Cold water hits me, and I’m shocked out of my daydreaming. “Were you imagining me in just this reading light, EG?” she asks innocently.
“No!” I protest. “I was imagining you reading… in nothing but the light.”
She smiles back shyly. “Maybe if you’re a good boy today, I’ll read to you tonight in nothing but this light.”
“Don’t tease, LG,” I warn.
“I’m not teasing,” she assures me. “You.” She shifts so she’s on her hands and knees. “Me.” I freeze as she crawls slowly towards me. “No clothes.” I remain motionless even when she’s between my legs, hands resting on either side of my hips. “And a book.” Her lips are a millimeter from mine. “Heaven,” she breathes out, and I strike, grasping her head and claiming every part that I can reach.
“Teddy,” Betty calls the minute I’m out of the truck. “I’ve got a proposition for you.”
“Have fun, kid.” George winks as he heads to the house. He’s been talking about coffee all morning, and I’m trying to figure out if he’s interested in coming to keep Joshua company or for the Nespresso.
Betty and I take a walk out to the dogs. Over the last couple of weeks, I’ve been helping her plan out an outdoor space where the dogs can socialize safely. When we round the corner of the barn, I see she’s been busy. Bright orange spray paint has been used to outline where future fencing will go, deep into the ground so dogs can’t easily dig their way out and nothing can easily dig its way in.
“This is going to make a huge difference,” I say, hands on my hips as I take it in, already imagining the space full of dogs.
“I spoke to Bennett last night. About this and about something else.” I look over at her and see she looks excited and nervous.
“What else?”
“You.”
“Me?”
She nods and turns back towards the house. “It’ll be winter before we know it, and Joshua’s nurse told us two days ago that she’s done traveling after October tenth.”
“That means you’ll have a lot more work.”
“It does. The thing is, Teddy, I’m not sure I want to do it.” She looks over at the dogs and back at me. “I love it, but Joshua needs to be my priority right now, and our daughter suggested we move to Timmins for a few months so we can be closer to the hospital.”
I’m starting to put the pieces together. “Is that what you talked to Bennett about?”
“I was curious about the possibility of him loaning you out for the winter.

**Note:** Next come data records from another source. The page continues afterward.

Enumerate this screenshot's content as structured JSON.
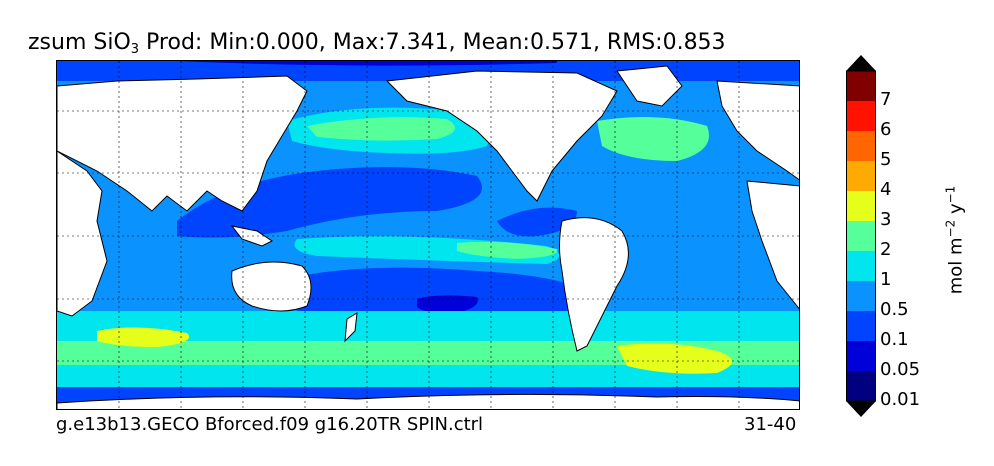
{
  "title": {
    "variable": "zsum SiO",
    "subscript": "3",
    "stats": " Prod: Min:0.000, Max:7.341, Mean:0.571, RMS:0.853"
  },
  "footer": {
    "case_name": "g.e13b13.GECO Bforced.f09 g16.20TR SPIN.ctrl",
    "years": "31-40"
  },
  "colorbar": {
    "unit_main": "mol m",
    "unit_exp1": "−2",
    "unit_y": " y",
    "unit_exp2": "−1",
    "levels": [
      "7",
      "6",
      "5",
      "4",
      "3",
      "2",
      "1",
      "0.5",
      "0.1",
      "0.05",
      "0.01"
    ],
    "colors": [
      "#800000",
      "#ff1200",
      "#ff6500",
      "#ffaa00",
      "#e5ff1a",
      "#55ff99",
      "#00e5ee",
      "#0a93ff",
      "#0044ff",
      "#0000d9",
      "#000080"
    ],
    "over_color": "#000000",
    "under_color": "#000000"
  },
  "map_colors": {
    "land": "#ffffff",
    "coastline": "#000000",
    "grid": "#000000"
  }
}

If you want to, of course. I just wanted to make sure it was something he’d be on board with before I asked you. Don’t wanna step on any toes.”
“I’m guessing he said he’d be fine with it?”
“If you were, he would be,” she says calmly.
I look over at the dogs. I could be useful here. “When would you need to know by?”
“In a couple of weeks. If you can’t, I’ll have to figure out something else. Possibly send the dogs to other rescues.”